Vernon Murdoch, Chief Architect at Haventec, explains the power of random numbers for security and fun
Random numbers generated by software shouldn’t make sense. Whether they’re used in cryptography or to add extra fun to a game, they’re meant to be unsystematic, unpredictable.
Programmers traditionally rely on external sources to generate seeds and salting to make it more difficult to predict the next number in the random sequence.
These unpredictable sources are known as ‘entropy inputs’. As more random data is required these entropy sources become depleted. This then means programmers have to wait until the entropy sources are replenished so they can get the seeds they need.
System entropy is actually a scarce resource on most computers. So to ensure the numbers are less predictable, we use cryptography to generate ‘secure’ random numbers.

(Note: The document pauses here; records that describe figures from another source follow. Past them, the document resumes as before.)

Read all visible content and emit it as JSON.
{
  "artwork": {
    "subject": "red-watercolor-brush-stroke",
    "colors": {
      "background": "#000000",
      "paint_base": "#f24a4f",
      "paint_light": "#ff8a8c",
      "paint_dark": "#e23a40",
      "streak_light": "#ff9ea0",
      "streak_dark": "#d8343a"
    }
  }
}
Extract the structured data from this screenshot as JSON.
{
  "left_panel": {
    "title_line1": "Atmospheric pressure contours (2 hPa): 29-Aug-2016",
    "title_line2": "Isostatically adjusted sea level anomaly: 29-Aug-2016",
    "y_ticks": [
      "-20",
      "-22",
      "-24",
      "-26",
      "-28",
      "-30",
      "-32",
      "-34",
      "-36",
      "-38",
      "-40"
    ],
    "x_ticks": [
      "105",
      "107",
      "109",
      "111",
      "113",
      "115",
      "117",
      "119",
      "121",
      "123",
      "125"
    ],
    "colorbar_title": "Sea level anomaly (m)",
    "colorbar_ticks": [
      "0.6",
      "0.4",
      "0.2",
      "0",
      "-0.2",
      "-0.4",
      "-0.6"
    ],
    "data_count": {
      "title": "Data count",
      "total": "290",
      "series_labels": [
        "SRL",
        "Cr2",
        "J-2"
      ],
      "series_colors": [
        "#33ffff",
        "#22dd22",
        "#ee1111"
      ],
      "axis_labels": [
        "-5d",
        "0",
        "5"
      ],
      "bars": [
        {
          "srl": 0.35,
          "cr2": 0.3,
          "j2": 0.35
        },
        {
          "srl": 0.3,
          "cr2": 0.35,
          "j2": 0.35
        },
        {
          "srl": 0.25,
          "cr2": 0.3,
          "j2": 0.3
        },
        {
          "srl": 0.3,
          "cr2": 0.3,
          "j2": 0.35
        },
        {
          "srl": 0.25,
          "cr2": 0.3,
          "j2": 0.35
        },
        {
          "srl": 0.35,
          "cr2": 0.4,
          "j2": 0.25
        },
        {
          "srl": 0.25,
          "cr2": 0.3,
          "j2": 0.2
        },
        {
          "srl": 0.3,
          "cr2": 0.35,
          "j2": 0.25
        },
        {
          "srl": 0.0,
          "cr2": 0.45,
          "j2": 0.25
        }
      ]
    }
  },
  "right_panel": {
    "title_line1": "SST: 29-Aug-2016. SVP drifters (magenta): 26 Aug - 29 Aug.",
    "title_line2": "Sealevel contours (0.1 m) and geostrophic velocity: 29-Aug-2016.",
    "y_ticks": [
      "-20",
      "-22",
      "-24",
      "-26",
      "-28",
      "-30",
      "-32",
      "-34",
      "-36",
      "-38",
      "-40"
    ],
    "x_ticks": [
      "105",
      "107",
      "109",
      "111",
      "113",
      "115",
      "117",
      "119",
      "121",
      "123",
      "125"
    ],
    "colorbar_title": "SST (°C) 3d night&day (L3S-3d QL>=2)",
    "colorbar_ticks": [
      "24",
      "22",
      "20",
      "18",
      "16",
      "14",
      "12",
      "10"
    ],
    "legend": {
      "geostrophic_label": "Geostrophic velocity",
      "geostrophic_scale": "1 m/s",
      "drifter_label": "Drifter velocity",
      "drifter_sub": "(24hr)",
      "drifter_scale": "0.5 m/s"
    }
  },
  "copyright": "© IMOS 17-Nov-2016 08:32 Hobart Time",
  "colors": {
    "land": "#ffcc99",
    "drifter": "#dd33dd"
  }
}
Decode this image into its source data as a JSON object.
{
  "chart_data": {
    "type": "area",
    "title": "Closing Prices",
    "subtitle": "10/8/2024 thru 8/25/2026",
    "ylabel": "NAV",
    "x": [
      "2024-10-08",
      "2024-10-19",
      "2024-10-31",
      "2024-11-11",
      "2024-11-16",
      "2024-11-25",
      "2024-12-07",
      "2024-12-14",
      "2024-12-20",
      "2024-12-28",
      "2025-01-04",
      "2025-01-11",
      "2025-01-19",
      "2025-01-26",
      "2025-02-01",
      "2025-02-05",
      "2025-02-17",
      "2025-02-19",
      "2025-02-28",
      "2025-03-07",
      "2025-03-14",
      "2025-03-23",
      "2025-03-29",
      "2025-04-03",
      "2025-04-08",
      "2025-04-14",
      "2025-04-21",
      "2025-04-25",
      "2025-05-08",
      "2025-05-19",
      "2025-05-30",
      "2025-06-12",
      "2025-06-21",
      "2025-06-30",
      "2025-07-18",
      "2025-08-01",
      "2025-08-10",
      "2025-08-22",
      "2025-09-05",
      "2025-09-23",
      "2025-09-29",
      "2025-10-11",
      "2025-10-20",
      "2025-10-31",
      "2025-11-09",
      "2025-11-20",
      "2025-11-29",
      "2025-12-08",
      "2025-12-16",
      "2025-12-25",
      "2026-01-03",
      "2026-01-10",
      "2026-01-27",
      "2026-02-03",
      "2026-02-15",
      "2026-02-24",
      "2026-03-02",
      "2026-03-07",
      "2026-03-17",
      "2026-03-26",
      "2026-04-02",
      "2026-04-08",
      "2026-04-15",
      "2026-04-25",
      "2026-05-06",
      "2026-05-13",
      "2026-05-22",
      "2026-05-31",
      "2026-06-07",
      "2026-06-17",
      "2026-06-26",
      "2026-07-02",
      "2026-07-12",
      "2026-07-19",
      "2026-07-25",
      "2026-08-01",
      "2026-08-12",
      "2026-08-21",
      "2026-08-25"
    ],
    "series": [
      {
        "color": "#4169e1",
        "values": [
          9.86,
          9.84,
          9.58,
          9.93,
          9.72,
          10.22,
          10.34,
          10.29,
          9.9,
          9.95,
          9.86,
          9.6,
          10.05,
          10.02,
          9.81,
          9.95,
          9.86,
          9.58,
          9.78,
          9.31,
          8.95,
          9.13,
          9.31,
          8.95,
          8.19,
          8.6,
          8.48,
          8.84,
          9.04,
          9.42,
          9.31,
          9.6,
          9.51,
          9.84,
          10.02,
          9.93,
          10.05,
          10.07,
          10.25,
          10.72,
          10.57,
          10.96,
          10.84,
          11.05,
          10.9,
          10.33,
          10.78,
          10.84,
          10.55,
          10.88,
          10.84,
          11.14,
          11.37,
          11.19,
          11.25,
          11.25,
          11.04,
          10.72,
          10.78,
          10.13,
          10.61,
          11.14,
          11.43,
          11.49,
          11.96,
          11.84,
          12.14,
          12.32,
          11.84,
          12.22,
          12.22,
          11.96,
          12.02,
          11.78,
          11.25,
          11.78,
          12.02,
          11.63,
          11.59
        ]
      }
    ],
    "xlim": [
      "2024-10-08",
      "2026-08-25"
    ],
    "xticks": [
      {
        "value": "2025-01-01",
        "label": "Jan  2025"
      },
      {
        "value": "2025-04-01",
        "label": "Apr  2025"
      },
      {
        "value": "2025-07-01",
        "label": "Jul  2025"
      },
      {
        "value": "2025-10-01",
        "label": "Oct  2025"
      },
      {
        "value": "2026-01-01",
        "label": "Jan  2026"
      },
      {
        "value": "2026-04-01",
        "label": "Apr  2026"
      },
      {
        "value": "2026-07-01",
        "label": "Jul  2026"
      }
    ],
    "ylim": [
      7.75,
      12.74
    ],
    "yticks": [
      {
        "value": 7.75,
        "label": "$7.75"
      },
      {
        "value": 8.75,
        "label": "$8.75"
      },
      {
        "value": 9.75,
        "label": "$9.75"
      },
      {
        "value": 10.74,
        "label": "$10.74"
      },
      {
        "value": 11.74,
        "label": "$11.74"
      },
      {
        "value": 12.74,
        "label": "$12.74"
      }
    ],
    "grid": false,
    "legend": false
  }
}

If the seed is known, we have problems, because the supposedly random numbers become easier to guess if someone captures the output and analyses it.
On a non-compromised system the secure random stream is much more difficult to guess by just capturing the output.
There are a few major problems with random numbers being generated by computers:
(1) Reliance on system entropy to seed and salt the number generation. Checking for randomness is difficult and there is no way to know if the seed has been compromised (the numbers have become guessable).
(2) System entropy is always going to be a problem if it is just software based. Using hardware number generators can help. Cryptographers have created a secure number generator – Fortuna – which minimises the reliance on system entropy using seed pools and cryptography. Fortuna also has recoverable algorithms built into the randomness generation that stops compromised seeds from polluting the stream and making all future numbers guessable.
(3) Testing a number generator’s output stream for randomness isn’t easy. Ideally you want to check that the random stream is still random and hasn’t become highjacked or entered a state where it is repeating sequences. The industry standard tool is “Dieharder” and is supported in the package management system of all Unix operating systems. This tool gives an indication of how random the data looks but provides no guarantees. The other problem with this tool is it takes a lot of CPU power to run all the tests needed to confirm that a sample of the stream is random. “Dieharder” is used to test random number generators when systems and software is being built but is never used during production random number generation, for obvious reasons.
In comparison a very quick and simple way to look for repeated sequences would be to use a compression tool, like gzip, to check the stream’s compression ratio.
A high compression ratio would indicate the stream is not random. A low compression ratio does not guarantee a random stream but it does give an indication the stream is still random. This requires much less compute time than running a full sequence of “Dieharder” tests.
Using all this new knowledge it becomes obvious that we are no longer blocked on waiting for system entropy and are now CPU bound, making pseudo random number generation a solvable issue through scaling.